Apartó un poco la cortinilla y asomó la cabeza. Habían dejado muy atrás el bosque y una aldeucha bastante humilde que se asentaba a sus pies, y ahora el camino zigzagueaba por las verdes y desnudas colinas que brotaban de la tierra como hongos a ambos lados. Suspiró y pasó de nuevo la cortinilla, ensombreciendo su rostro y el de sus acompañantes.

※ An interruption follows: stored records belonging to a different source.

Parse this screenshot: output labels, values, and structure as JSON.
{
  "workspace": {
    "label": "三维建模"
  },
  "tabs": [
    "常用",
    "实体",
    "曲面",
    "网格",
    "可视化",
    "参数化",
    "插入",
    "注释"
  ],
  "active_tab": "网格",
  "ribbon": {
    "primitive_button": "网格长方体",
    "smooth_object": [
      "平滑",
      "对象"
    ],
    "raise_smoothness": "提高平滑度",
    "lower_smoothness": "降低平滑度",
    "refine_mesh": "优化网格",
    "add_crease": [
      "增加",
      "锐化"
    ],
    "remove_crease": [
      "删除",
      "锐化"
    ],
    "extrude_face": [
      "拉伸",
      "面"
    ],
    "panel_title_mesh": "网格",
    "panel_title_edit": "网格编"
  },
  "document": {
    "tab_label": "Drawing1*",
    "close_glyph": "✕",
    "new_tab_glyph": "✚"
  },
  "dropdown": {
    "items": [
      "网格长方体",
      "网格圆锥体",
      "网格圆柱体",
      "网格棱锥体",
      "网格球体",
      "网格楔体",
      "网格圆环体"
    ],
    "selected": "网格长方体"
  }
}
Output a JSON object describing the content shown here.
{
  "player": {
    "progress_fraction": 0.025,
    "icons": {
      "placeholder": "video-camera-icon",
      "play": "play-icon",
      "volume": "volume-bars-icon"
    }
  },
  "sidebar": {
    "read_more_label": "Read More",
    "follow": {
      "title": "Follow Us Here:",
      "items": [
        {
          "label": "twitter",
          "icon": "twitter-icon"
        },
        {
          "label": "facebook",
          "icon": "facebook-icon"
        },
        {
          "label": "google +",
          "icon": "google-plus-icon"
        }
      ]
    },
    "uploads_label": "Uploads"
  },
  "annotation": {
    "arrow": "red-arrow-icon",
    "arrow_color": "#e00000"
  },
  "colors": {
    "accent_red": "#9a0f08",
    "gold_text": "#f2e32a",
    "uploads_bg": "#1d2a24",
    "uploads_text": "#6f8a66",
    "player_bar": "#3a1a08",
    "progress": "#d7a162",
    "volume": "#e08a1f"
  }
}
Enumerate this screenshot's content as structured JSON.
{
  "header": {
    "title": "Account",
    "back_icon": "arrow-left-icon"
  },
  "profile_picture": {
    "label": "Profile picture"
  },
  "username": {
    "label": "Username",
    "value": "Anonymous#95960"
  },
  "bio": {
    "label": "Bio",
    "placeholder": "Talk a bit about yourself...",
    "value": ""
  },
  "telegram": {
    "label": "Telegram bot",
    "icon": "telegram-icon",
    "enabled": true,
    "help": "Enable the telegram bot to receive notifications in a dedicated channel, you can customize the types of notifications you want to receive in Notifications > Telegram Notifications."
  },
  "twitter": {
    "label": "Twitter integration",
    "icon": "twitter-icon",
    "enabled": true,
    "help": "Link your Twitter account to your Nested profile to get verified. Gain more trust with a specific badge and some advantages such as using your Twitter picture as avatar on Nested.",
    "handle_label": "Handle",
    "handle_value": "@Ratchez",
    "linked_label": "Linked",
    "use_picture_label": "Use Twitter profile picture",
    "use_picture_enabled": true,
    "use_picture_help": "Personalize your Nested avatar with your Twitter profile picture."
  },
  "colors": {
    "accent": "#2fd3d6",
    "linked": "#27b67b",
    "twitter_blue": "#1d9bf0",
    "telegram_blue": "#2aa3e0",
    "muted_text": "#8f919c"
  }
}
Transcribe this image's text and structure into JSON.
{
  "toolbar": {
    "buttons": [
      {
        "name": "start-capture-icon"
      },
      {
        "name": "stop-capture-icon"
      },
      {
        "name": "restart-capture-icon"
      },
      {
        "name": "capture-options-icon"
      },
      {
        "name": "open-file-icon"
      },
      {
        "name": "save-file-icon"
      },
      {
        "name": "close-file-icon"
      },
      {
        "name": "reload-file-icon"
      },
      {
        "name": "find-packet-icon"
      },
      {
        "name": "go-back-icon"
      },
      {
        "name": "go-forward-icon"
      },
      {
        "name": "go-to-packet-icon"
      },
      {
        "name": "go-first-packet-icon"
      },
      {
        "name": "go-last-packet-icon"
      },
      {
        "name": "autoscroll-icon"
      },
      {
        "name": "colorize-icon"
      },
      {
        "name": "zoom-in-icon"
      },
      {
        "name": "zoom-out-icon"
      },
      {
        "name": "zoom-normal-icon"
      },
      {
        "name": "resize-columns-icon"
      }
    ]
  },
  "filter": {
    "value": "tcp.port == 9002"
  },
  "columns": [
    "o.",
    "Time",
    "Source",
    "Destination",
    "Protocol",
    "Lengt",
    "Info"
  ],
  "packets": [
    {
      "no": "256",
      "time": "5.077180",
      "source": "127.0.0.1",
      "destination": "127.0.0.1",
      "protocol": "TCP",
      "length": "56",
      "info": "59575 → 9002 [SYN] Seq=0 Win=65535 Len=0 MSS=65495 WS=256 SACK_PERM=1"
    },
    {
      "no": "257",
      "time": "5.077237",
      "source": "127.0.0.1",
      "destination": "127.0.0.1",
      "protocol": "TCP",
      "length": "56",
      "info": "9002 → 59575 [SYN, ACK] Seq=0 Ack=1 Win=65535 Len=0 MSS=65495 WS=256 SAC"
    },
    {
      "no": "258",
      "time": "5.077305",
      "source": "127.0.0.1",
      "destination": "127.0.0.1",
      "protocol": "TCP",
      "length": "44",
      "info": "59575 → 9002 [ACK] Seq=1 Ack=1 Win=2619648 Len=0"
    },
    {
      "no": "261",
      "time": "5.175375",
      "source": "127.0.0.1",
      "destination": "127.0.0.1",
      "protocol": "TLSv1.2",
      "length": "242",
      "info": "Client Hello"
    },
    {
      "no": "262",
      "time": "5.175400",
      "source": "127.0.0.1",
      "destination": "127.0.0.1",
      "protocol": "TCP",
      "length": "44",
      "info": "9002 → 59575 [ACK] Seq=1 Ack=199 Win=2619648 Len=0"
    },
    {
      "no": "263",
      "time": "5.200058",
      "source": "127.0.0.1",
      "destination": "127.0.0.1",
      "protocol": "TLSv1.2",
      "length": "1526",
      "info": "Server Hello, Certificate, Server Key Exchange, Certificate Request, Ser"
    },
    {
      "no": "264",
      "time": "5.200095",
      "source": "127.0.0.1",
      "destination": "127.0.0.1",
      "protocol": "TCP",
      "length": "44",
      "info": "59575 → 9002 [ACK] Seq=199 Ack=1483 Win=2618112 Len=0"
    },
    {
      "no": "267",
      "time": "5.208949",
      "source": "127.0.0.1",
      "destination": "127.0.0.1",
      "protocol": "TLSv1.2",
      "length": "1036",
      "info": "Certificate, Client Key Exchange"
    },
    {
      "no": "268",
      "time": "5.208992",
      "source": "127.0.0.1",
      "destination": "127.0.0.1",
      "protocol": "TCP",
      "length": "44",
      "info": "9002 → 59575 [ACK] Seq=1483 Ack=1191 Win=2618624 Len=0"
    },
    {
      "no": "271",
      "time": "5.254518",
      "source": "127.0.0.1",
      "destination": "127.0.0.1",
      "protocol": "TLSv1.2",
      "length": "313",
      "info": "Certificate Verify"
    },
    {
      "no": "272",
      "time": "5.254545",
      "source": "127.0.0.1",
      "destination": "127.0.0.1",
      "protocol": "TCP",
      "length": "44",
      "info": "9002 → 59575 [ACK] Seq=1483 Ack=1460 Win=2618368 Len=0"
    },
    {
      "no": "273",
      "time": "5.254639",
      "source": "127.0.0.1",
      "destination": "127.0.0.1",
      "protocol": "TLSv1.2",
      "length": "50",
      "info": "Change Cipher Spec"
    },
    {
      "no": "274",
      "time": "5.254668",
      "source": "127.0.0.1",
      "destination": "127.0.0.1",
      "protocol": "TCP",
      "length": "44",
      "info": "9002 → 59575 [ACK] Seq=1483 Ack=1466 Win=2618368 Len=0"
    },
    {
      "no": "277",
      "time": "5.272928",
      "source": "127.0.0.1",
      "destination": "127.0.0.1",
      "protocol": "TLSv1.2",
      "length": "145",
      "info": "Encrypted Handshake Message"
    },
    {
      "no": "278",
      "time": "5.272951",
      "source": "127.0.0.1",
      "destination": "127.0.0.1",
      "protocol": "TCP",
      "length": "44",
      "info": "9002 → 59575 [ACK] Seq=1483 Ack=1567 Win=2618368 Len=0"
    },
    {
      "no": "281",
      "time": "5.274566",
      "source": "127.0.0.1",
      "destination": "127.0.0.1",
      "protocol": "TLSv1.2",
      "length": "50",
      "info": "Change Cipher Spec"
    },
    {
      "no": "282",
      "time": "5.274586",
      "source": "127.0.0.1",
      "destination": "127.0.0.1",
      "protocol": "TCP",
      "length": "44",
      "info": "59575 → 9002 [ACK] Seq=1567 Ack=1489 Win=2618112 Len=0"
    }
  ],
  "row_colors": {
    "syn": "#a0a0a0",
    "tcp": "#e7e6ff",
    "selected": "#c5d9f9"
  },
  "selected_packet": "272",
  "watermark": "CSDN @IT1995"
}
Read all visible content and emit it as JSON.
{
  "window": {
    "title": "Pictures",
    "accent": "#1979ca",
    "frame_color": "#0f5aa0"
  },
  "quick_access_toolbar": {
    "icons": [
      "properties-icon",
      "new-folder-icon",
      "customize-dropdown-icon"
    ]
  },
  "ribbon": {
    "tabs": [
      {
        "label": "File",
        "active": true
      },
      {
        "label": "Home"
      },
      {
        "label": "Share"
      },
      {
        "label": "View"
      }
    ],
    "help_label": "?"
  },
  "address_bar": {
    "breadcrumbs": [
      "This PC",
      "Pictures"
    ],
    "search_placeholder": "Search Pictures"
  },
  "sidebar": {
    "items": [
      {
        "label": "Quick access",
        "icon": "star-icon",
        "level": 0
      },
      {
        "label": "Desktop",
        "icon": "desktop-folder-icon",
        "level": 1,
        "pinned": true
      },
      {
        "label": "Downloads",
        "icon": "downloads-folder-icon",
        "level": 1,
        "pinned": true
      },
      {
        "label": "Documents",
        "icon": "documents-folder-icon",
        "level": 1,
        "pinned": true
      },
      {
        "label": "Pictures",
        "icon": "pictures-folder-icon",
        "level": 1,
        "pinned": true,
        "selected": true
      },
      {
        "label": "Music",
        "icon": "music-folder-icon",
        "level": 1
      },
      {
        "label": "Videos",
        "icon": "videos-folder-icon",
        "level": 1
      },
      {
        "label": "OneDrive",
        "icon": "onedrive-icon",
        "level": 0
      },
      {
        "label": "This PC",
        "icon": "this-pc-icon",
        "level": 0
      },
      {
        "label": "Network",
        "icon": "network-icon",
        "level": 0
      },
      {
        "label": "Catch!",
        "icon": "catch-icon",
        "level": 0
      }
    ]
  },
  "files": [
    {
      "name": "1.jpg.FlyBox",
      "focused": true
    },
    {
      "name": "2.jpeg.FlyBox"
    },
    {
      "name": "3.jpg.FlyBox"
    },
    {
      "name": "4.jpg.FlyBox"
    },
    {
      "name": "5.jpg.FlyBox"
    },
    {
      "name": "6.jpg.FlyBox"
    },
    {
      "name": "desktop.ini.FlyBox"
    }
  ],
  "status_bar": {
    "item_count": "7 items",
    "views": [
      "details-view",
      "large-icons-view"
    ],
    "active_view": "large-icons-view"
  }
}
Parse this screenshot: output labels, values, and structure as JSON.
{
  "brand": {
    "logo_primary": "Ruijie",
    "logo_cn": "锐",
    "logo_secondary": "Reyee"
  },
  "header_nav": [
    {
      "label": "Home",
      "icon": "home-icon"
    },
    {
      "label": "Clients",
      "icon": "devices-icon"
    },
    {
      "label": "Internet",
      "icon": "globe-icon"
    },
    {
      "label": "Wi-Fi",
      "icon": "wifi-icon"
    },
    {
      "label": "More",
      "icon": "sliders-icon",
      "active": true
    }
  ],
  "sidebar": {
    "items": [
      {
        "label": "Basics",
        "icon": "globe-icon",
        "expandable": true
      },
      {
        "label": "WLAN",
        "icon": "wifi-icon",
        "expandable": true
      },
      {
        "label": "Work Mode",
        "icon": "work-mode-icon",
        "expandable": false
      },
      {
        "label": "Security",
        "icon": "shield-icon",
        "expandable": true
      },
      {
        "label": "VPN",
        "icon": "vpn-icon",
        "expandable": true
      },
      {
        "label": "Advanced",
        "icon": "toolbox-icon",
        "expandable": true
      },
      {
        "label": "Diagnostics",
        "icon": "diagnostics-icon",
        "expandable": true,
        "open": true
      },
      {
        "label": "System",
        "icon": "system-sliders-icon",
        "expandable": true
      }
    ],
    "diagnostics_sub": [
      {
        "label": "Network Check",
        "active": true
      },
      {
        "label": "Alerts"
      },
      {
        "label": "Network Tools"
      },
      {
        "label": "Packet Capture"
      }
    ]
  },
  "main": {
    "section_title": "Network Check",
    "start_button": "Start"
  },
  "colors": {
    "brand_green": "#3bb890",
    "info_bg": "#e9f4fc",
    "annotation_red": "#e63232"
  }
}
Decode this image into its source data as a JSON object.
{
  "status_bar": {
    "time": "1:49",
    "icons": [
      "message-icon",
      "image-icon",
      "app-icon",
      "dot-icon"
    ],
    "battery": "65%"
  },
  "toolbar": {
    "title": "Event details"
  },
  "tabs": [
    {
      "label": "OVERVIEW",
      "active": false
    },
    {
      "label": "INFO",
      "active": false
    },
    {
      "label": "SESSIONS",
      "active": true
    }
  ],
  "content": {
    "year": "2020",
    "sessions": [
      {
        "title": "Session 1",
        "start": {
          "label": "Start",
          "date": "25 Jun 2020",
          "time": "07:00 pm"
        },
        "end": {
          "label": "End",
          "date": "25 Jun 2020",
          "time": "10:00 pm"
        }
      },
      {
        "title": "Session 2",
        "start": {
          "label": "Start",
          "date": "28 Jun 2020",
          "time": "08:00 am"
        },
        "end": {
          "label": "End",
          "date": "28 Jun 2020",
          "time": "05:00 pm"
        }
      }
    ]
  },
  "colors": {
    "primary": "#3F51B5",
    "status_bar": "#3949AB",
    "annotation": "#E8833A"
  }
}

-¿Nos acercamos? -quiso saber Arnus, su hijo. El joven de veinticuatro años vestía una almilla y una blanca camisa por debajo que parecía gris en la sombra, y la barba corta le oscurecía el mentón y las patillas bajo los ojos azules.
-En menos de tres hora surgirán las murallas de la capital y estaremos a otra hora de viaje hasta ella. Quizás lleguemos antes del ocaso.
Arnus se limitó a asentir en silencio y miró a su hermana de dieciséis años. La muchacha parecía abstraída en alguna cavilación profunda frente a él.
-¿Aburrida?
-Un tanto -sonrió tras unos segundos. El pelo rubio le caía sobre los hombros y llevaba el resto recogido en un moño como el de su madre, pero mucho más hermoso y radiante. Llevaba un vestido azul sencillo que le llegaba hasta los tobillos, y una tiara plateada decoraba su despejada frente.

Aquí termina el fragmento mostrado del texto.